[Feature] Life in the North Korean Theatre: Performing to Survive in the DPRK

Tuesday 25th June, 2013
Citizens playing their bit part in the North Korean theatre.

Citizens playing their bit part in the North Korean theatre.

When it comes to surviving in North Korea, you really have to act the part. It’s the only way that North Koreans can stay out of trouble and live anything like a quiet life.

Kim Ji-man, who left North Korea in 2011, told us, “Back home, my hardest times were when I was feeling ill. Here in South Korea, the idea of “feigning ill” is something that everyone might do once in a while. But in North Korea, it’s the opposite – the only way to survive is to pretend to feel well, even when you feel sick enough to die. This is especially the case with people who work for state companies. They must drag their bodies to work even when they’re really ill. Missing even one day of work will cause trouble.”
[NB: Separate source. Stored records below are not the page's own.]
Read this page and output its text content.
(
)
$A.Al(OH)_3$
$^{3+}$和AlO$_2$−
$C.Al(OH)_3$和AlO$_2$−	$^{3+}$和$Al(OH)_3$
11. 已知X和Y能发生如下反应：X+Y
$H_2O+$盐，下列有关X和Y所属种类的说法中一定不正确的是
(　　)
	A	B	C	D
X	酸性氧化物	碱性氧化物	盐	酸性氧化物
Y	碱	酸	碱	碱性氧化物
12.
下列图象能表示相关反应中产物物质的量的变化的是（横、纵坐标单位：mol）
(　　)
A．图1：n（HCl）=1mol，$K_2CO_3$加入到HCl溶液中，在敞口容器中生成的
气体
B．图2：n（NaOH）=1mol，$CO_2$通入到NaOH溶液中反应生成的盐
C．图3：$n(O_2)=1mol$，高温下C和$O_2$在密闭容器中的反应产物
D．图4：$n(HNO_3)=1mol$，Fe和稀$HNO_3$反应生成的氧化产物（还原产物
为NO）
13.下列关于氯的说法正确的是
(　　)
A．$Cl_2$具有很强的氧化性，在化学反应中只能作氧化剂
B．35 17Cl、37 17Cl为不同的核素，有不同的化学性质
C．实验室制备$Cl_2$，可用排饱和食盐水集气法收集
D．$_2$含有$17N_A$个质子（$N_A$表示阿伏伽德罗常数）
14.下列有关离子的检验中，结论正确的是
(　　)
Chongjin native Choi Chi-hoon defected only a few months ago. He said, “North Korean men don’t show their feelings. We tend to be brusque, and hardly cry. So it was incredibly hard to squeeze out my tears when Kim Jong-il died. It wasn’t just me, but most other men I worked with. You knew it was getting really dire when colleagues began to wail, in the hope that it would make them cry.”

He added, “The funny thing is, pretend wailing can cause terrible headaches. I thought there was something wrong with me, but after a while lots of people confessed they experienced the same.”

Kim Min-jong, who left in 2011 told us, “A while ago, I saw a parody video about North Koreans watching Titanic. Everyone kept crying. I know how absurd such fake crying looks to the outside world – that’s why the parody exists. But that kind of acting is exactly what we have to do to live a normal life in North Korea.”

Lee Hong-jin, who left in 2010, said, “When you go to work, you have to pretend you’re the most loyal person on earth. No matter how loyal they may be, North Koreans have to put up a false front in order to stay out of trouble. “

Kim Moon-suk left North Korea in December. He told us, “Before crossing the border, I had to carry a hoe around with me and pretend I lived in the area. When it was time for me to be escorted over the border by the broker, there was no sign of him.  I knew I couldn’t walk around pretending to be a local for ever, and I was terrified of getting caught by the border guards. In the end, I finally met up with the broker and escaped over the border, but I still feel terror when I think about it.” For Moon-suk, it was literally the performance of his life – and for his life.

In this way, North Koreans live theatrical lives, learning how to hide their inner lives, and pretending not to know things they are perfectly aware of. It’s what they have to do to survive under a regime that punishes those who fail to put on a good show.